If you have trouble with a PC talking to an HP LaserJet II through the parallel port, try the serial port. If the serial port works, try activating the parallel port with shorter or longer cables. The shorter or longer cables are acting like a delay line delaying or speeding up the electrical energy representing bits.

The future of the parallel port looks bleak. The cable has to be less than 15 feet. Hooking a manual AB switch box in the middle of this cable (which enables two computers to share one printer using a manual switch) can kill more sensitive circuitry in the printer interface, especially in the HP LaserJet II. In fact, the HP LaserJet II parallel port will not be repaired under warranty if you used it with a manual AB switch box.

The most significant drawback is that the parallel port is fundamentall a one-way communication device. Information flows from the computer to the printer. The computer cannot ask the printer questions: "Are you at the top of the page? How wide are the letters on a line? What size of paper is in use? Have the fonts already been downloaded, or do I have to do it?" Similarly, the printer cannot ask the computer "Do you have the fonts?"
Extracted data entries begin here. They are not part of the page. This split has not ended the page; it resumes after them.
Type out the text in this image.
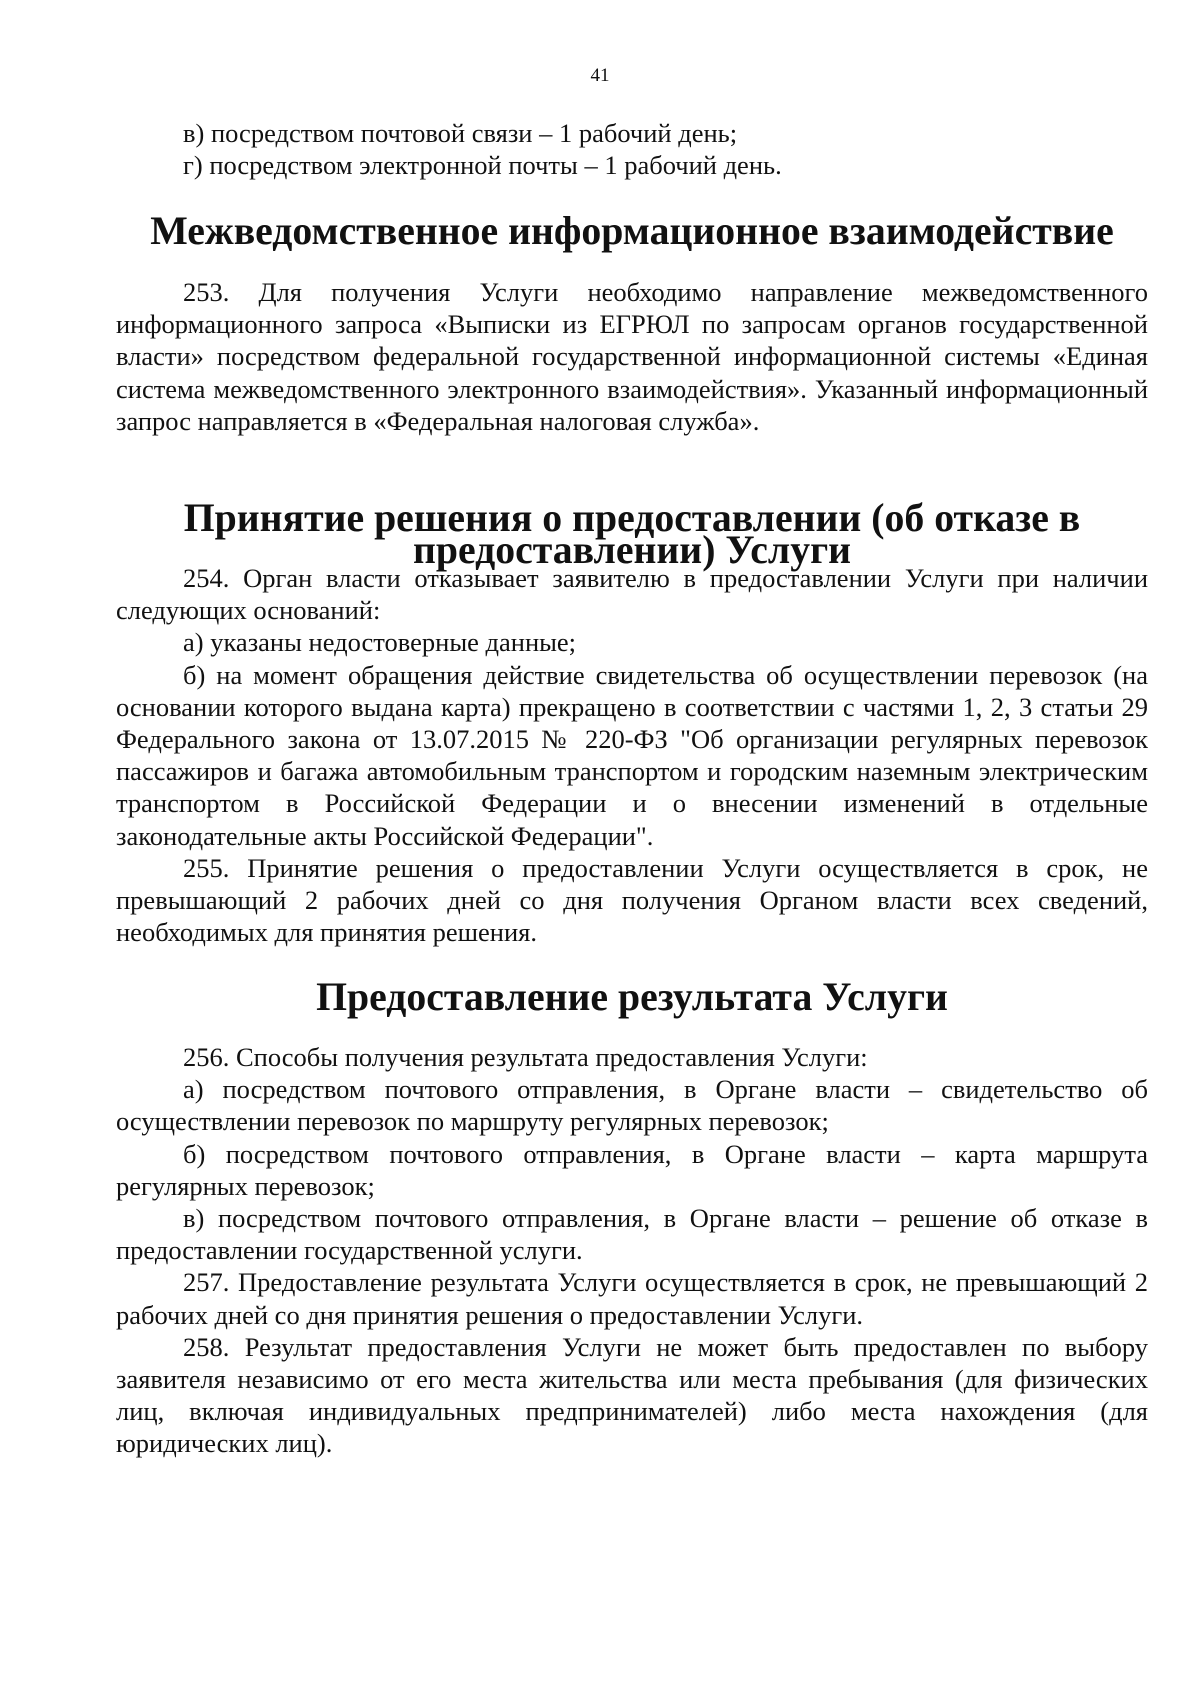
41

в) посредством почтовой связи – 1 рабочий день;

г) посредством электронной почты – 1 рабочий день.

Межведомственное информационное взаимодействие

253. Для получения Услуги необходимо направление межведомственного информационного запроса «Выписки из ЕГРЮЛ по запросам органов государственной власти» посредством федеральной государственной информационной системы «Единая система межведомственного электронного взаимодействия». Указанный информационный запрос направляется в «Федеральная налоговая служба».

Принятие решения о предоставлении (об отказе в предоставлении) Услуги

254. Орган власти отказывает заявителю в предоставлении Услуги при наличии следующих оснований:

а) указаны недостоверные данные;

б) на момент обращения действие свидетельства об осуществлении перевозок (на основании которого выдана карта) прекращено в соответствии с частями 1, 2, 3 статьи 29 Федерального закона от 13.07.2015 № 220-ФЗ "Об организации регулярных перевозок пассажиров и багажа автомобильным транспортом и городским наземным электрическим транспортом в Российской Федерации и о внесении изменений в отдельные законодательные акты Российской Федерации".

255. Принятие решения о предоставлении Услуги осуществляется в срок, не превышающий 2 рабочих дней со дня получения Органом власти всех сведений, необходимых для принятия решения.

Предоставление результата Услуги

256. Способы получения результата предоставления Услуги:

а) посредством почтового отправления, в Органе власти – свидетельство об осуществлении перевозок по маршруту регулярных перевозок;

б) посредством почтового отправления, в Органе власти – карта маршрута регулярных перевозок;

в) посредством почтового отправления, в Органе власти – решение об отказе в предоставлении государственной услуги.

257. Предоставление результата Услуги осуществляется в срок, не превышающий 2 рабочих дней со дня принятия решения о предоставлении Услуги.

258. Результат предоставления Услуги не может быть предоставлен по выбору заявителя независимо от его места жительства или места пребывания (для физических лиц, включая индивидуальных предпринимателей) либо места нахождения (для юридических лиц).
In the parallel port, there is a tiny- bit of information that trickles back from the printer; therefore, some two-way communication is possible. But, the hardware design philosophy and software implementation of most parallel ports is fundamentally one directional.

Successful two-way use of parallel ports is possible. Most laptop IBM PC clones have a parallel port that can talk one way to a printer or two ways with a floppy disk drive or a CD. When designing the IBM portable PC, IBM built a parallel port that temporarily disabled all slots (and circuit hoards in them) when transforming the two-way bus into a parallel port. IBM also released a data migration kit to move data from old PC, XT, and AT parallel ports to parallel ports in PS/2s. The data migration kit consisted of a cable hooking up parallel ports to software. You can use parallel ports on some machines for bi-directional communication. But, none of these applications has featured a printer talking back. Instead, USB flash disk, floppy disk drives, circuit boards, and file transfer software has talked back through parallel ports. And, the two-way com munication is just between two devices not multiple devices. No company is going to design a printer that talks back and shares a cable that has a maxi-mum distance limitation of 15 feet.